The opinion of the court was delivered by: CARTER
ROBERT L. CARTER, District Judge.
Plaintiffs and Defendant Were Parties To An Agreement Involving The Sale To Defendant Of Brand Rating Index Computer, Inc. (Brand Rating), a New York corporation. Payment was in the form of unregistered shares of defendant Arcata National Corporation (Arcata). The agreement provided (a) that upon plaintiffs' written demand the defendant would cause the Arcata securities to be registered; and (b) that in the event that the earnings of Brand Rating rose above a fixed amount during the period immediately following the sale, the plaintiffs would become entitled to a fixed number of additional shares of Arcata. The complaint alleges that Arcata failed to cause Arcata securities to be registered, despite a written demand that it do so, and that Arcata failed to tender additional Arcata shares to which plaintiff became entitled by virtue of the earnings record of Brand Rating. These failures are alleged to be actionable both as breaches of contract under common law principles and as part of a scheme to acquire Brand Rating by means of fraudulent representations in violation of the Securities Exchange Act of 1934, 15 U.S.C. § 78j(b) and Rule 10 b-5, 17 C.F.R. § 240.10 b-5.

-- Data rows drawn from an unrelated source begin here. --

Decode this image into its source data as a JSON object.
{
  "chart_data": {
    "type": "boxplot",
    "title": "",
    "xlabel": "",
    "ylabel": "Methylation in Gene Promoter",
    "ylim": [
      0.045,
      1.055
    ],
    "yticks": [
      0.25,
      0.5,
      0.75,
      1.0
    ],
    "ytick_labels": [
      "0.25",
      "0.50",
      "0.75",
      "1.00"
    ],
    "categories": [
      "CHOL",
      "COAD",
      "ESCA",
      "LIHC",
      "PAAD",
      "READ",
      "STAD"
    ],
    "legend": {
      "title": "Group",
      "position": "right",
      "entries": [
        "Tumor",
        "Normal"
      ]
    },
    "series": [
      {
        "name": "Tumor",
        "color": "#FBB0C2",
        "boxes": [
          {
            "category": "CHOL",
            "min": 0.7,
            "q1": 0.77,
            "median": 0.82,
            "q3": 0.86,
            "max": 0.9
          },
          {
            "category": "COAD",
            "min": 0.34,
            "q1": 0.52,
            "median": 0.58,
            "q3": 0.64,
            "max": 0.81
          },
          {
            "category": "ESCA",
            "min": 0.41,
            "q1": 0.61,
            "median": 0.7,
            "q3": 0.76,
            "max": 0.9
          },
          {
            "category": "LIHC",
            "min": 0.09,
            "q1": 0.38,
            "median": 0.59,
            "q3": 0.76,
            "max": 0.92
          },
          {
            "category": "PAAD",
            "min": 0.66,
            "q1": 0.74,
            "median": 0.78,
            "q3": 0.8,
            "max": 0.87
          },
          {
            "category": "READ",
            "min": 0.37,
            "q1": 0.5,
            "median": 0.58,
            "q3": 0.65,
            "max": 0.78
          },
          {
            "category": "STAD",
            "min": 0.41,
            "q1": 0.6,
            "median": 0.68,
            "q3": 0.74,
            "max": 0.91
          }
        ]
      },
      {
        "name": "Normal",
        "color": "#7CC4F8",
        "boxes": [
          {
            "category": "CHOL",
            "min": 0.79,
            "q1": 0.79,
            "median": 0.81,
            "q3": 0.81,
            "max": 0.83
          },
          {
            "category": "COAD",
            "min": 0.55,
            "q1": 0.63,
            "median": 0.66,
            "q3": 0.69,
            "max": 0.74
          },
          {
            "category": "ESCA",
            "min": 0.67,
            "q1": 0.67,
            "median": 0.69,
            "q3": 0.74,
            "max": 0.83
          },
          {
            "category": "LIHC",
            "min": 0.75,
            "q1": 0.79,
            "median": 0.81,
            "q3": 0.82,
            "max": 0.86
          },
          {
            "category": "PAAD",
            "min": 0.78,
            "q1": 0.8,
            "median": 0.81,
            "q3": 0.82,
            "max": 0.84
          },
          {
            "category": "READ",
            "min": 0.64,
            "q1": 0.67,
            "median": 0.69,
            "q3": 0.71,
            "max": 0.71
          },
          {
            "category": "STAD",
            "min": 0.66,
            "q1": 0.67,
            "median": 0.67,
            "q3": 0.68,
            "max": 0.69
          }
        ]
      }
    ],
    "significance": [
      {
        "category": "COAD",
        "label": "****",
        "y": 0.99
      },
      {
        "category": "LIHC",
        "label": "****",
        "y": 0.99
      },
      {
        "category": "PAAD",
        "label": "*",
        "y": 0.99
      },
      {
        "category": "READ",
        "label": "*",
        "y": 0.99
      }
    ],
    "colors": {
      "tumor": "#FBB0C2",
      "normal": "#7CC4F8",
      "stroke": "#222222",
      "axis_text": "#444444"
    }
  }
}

Arcata, a California corporation which has several subsidiaries incorporated in or doing business in New York and a "Group Vice-President" who operates out of New York, has moved to dismiss the common law claims for improper venue. Plaintiffs oppose the motion on the grounds that (1) since venue is proper as to the Securities Exchange Act claim, it is proper as to the remaining claims under the principle of "pendent venue"; (2) Arcata is doing business in this judicial district; and (3) the claims arose in this judicial district. Although plaintiffs have presented strong arguments in support of their second and third grounds for denying the motion, I accept the principle of pendent venue and therefore do not reach these issues.
The above-described causes of action are so closely related that they can fairly be described as a single cause of action with separate grounds for relief. Under this interpretation of the complaint, "[a] venue that is proper for the federal ground will support adjudication of the interrelated nonfederal ground." 1 J. Moore, Federal Practice, para. 0.140  at 1334.

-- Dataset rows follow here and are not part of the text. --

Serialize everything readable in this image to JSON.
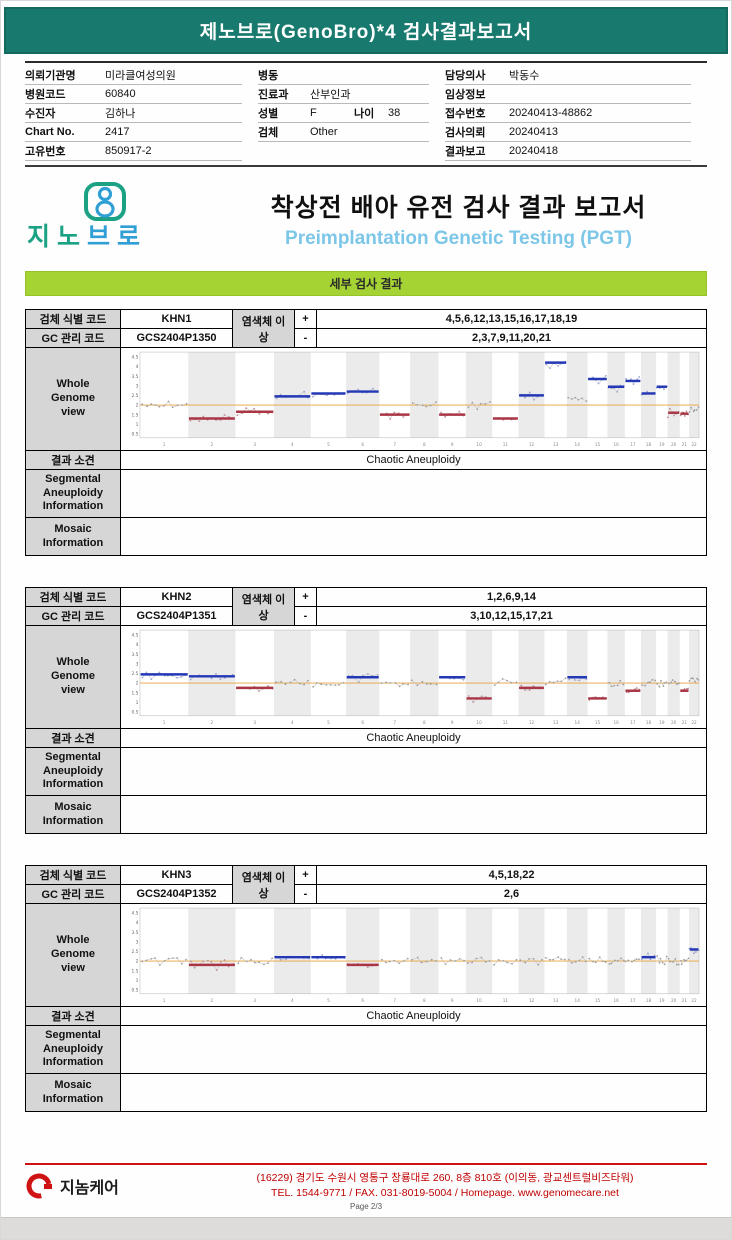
{
  "page": {
    "title": "제노브로(GenoBro)*4 검사결과보고서",
    "page_label": "Page 2/3"
  },
  "patient": {
    "col1": [
      {
        "label": "의뢰기관명",
        "value": "미라클여성의원"
      },
      {
        "label": "병원코드",
        "value": "60840"
      },
      {
        "label": "수진자",
        "value": "김하나"
      },
      {
        "label": "Chart No.",
        "value": "2417"
      },
      {
        "label": "고유번호",
        "value": "850917-2"
      }
    ],
    "col2": [
      {
        "label": "병동",
        "value": ""
      },
      {
        "label": "진료과",
        "value": "산부인과"
      },
      {
        "label": "성별",
        "value": "F",
        "label2": "나이",
        "value2": "38"
      },
      {
        "label": "검체",
        "value": "Other"
      }
    ],
    "col3": [
      {
        "label": "담당의사",
        "value": "박동수"
      },
      {
        "label": "임상정보",
        "value": ""
      },
      {
        "label": "접수번호",
        "value": "20240413-48862"
      },
      {
        "label": "검사의뢰",
        "value": "20240413"
      },
      {
        "label": "결과보고",
        "value": "20240418"
      }
    ]
  },
  "report_header": {
    "logo_text_1": "지노",
    "logo_text_2": "브로",
    "title_ko": "착상전 배아 유전 검사 결과 보고서",
    "title_en": "Preimplantation Genetic Testing (PGT)"
  },
  "section_bar": "세부 검사 결과",
  "labels": {
    "specimen_code": "검체 식별 코드",
    "gc_code": "GC 관리 코드",
    "chromosome_abnormality": "염색체 이상",
    "plus": "+",
    "minus": "-",
    "wgv": "Whole\nGenome\nview",
    "result": "결과 소견",
    "segmental": "Segmental\nAneuploidy\nInformation",
    "mosaic": "Mosaic\nInformation"
  },
  "samples": [
    {
      "specimen_id": "KHN1",
      "gc_code": "GCS2404P1350",
      "gain_chromosomes": "4,5,6,12,13,15,16,17,18,19",
      "loss_chromosomes": "2,3,7,9,11,20,21",
      "result": "Chaotic Aneuploidy",
      "segmental": "",
      "mosaic": ""
    },
    {
      "specimen_id": "KHN2",
      "gc_code": "GCS2404P1351",
      "gain_chromosomes": "1,2,6,9,14",
      "loss_chromosomes": "3,10,12,15,17,21",
      "result": "Chaotic Aneuploidy",
      "segmental": "",
      "mosaic": ""
    },
    {
      "specimen_id": "KHN3",
      "gc_code": "GCS2404P1352",
      "gain_chromosomes": "4,5,18,22",
      "loss_chromosomes": "2,6",
      "result": "Chaotic Aneuploidy",
      "segmental": "",
      "mosaic": ""
    }
  ],
  "chart_data": [
    {
      "type": "scatter",
      "title": "KHN1 Whole Genome view",
      "x_categories": [
        "1",
        "2",
        "3",
        "4",
        "5",
        "6",
        "7",
        "8",
        "9",
        "10",
        "11",
        "12",
        "13",
        "14",
        "15",
        "16",
        "17",
        "18",
        "19",
        "20",
        "21",
        "22"
      ],
      "ylim": [
        0.3,
        4.75
      ],
      "yticks": [
        0.5,
        1,
        1.5,
        2,
        2.5,
        3,
        3.5,
        4,
        4.5
      ],
      "baseline": 2,
      "values": [
        2.0,
        1.3,
        1.65,
        2.45,
        2.6,
        2.7,
        1.5,
        2.05,
        1.5,
        2.0,
        1.3,
        2.5,
        4.2,
        2.3,
        3.35,
        2.95,
        3.25,
        2.6,
        2.95,
        1.6,
        1.55,
        1.8
      ],
      "states": [
        "normal",
        "loss",
        "loss",
        "gain",
        "gain",
        "gain",
        "loss",
        "normal",
        "loss",
        "normal",
        "loss",
        "gain",
        "gain",
        "normal",
        "gain",
        "gain",
        "gain",
        "gain",
        "gain",
        "loss",
        "loss",
        "normal"
      ]
    },
    {
      "type": "scatter",
      "title": "KHN2 Whole Genome view",
      "x_categories": [
        "1",
        "2",
        "3",
        "4",
        "5",
        "6",
        "7",
        "8",
        "9",
        "10",
        "11",
        "12",
        "13",
        "14",
        "15",
        "16",
        "17",
        "18",
        "19",
        "20",
        "21",
        "22"
      ],
      "ylim": [
        0.3,
        4.75
      ],
      "yticks": [
        0.5,
        1,
        1.5,
        2,
        2.5,
        3,
        3.5,
        4,
        4.5
      ],
      "baseline": 2,
      "values": [
        2.45,
        2.35,
        1.75,
        2.0,
        2.0,
        2.3,
        2.0,
        2.0,
        2.3,
        1.2,
        2.0,
        1.75,
        2.0,
        2.3,
        1.2,
        2.0,
        1.6,
        2.0,
        2.0,
        2.05,
        1.6,
        2.2
      ],
      "states": [
        "gain",
        "gain",
        "loss",
        "normal",
        "normal",
        "gain",
        "normal",
        "normal",
        "gain",
        "loss",
        "normal",
        "loss",
        "normal",
        "gain",
        "loss",
        "normal",
        "loss",
        "normal",
        "normal",
        "normal",
        "loss",
        "normal"
      ]
    },
    {
      "type": "scatter",
      "title": "KHN3 Whole Genome view",
      "x_categories": [
        "1",
        "2",
        "3",
        "4",
        "5",
        "6",
        "7",
        "8",
        "9",
        "10",
        "11",
        "12",
        "13",
        "14",
        "15",
        "16",
        "17",
        "18",
        "19",
        "20",
        "21",
        "22"
      ],
      "ylim": [
        0.3,
        4.75
      ],
      "yticks": [
        0.5,
        1,
        1.5,
        2,
        2.5,
        3,
        3.5,
        4,
        4.5
      ],
      "baseline": 2,
      "values": [
        2.0,
        1.8,
        2.0,
        2.2,
        2.2,
        1.8,
        2.0,
        2.0,
        2.0,
        2.0,
        2.0,
        2.0,
        2.0,
        2.0,
        2.0,
        2.0,
        2.0,
        2.2,
        2.0,
        2.0,
        2.0,
        2.6
      ],
      "states": [
        "normal",
        "loss",
        "normal",
        "gain",
        "gain",
        "loss",
        "normal",
        "normal",
        "normal",
        "normal",
        "normal",
        "normal",
        "normal",
        "normal",
        "normal",
        "normal",
        "normal",
        "gain",
        "normal",
        "normal",
        "normal",
        "gain"
      ]
    }
  ],
  "footer": {
    "logo": "지놈케어",
    "address": "(16229) 경기도 수원시 영통구 창룡대로 260, 8층 810호 (이의동, 광교센트럴비즈타워)",
    "contact": "TEL. 1544-9771 / FAX. 031-8019-5004 / Homepage. www.genomecare.net"
  },
  "colors": {
    "teal": "#187a6e",
    "lime": "#a5d333",
    "gain": "#2438b6",
    "loss": "#a93545",
    "baseline": "#e7a23b",
    "dot": "#9b9b9b",
    "footer_red": "#c00000",
    "title_en_blue": "#7cc6e8"
  }
}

However, even if we assume that the complaint alleges separate causes of action, venue as to the common law claims should be sustained by virtue of the concededly proper venue of the federal claim. In Travis v. Anthes Imperial Ltd., 473 F.2d 515 (1973), the Eighth Circuit held that a finding of proper venue as to a count which alleged violations of the Securities Exchange Act was sufficient to warrant a finding that venue was proper as to common law claims which arose out of the same "nucleus of operative fact". The court cited 5 L. Loss, Securities Regulation (2d Ed. Supp. 1969) which amends volume 2, Chapter 6B. Professor Loss argues that the pendent venue concept is reasonable in these circumstances since similar common law counterclaims and third-party claims could be brought without regard to venue requirements, and that "it would seem odd to recognize pendent jurisdiction over the subject matter (and doubly odd to recognize pendent jurisdiction over the person) without recognizing pendent venue." (Volume 5, at p. 2975). See, also, Carolyn Chenilles, Inc. v. Ostow & Jacobs, Inc., 168 F. Supp. 894 (S.D.N.Y. 1958); Dauphin Corporation v. Davis, 201 F. Supp. 470 (D. Del. 1962); and In re Penn Central Securities Litigation, 338 F. Supp. 438 (E.D. Penn. 1972).

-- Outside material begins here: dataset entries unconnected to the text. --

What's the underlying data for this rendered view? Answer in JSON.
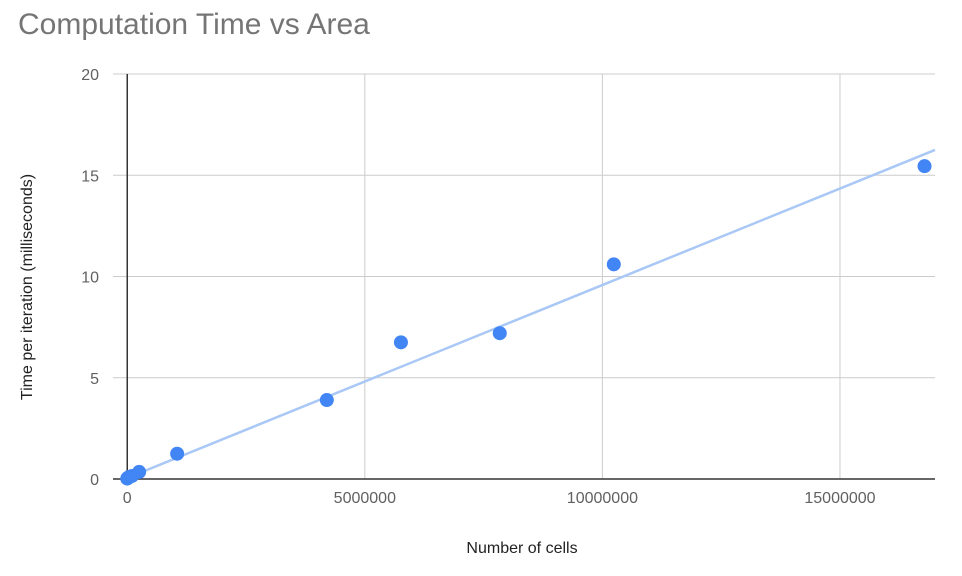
{
  "chart_data": {
    "type": "scatter",
    "title": "Computation Time vs Area",
    "xlabel": "Number of cells",
    "ylabel": "Time per iteration (milliseconds)",
    "xlim": [
      -300000,
      17000000
    ],
    "ylim": [
      0,
      20
    ],
    "x_ticks": [
      0,
      5000000,
      10000000,
      15000000
    ],
    "x_tick_labels": [
      "0",
      "5000000",
      "10000000",
      "15000000"
    ],
    "y_ticks": [
      0,
      5,
      10,
      15,
      20
    ],
    "y_tick_labels": [
      "0",
      "5",
      "10",
      "15",
      "20"
    ],
    "grid": true,
    "legend": "none",
    "series": [
      {
        "x": [
          0,
          10000,
          40000,
          100000,
          250000,
          1050000,
          4200000,
          5760000,
          7840000,
          10240000,
          16780000
        ],
        "y": [
          0.02,
          0.05,
          0.1,
          0.15,
          0.35,
          1.25,
          3.9,
          6.75,
          7.2,
          10.6,
          15.45
        ],
        "color": "#4285f4"
      }
    ],
    "trendline": {
      "type": "linear",
      "x_start": 0,
      "y_start": 0.05,
      "x_end": 17000000,
      "y_end": 16.25,
      "color": "#a9c8f5"
    }
  }
}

I am convinced that this forum is not sufficiently inconvenient to warrant transfer under the doctrine of forum non conveniens. I am further convinced that the proof of the various claims will be substantially similar and that the conduct of separate trials in federal courts 3,000 miles apart would be wasteful of the resources of the courts and of the parties. See Carolyn Chenilles, supra, at pp. 898-899 of 168 F. Supp.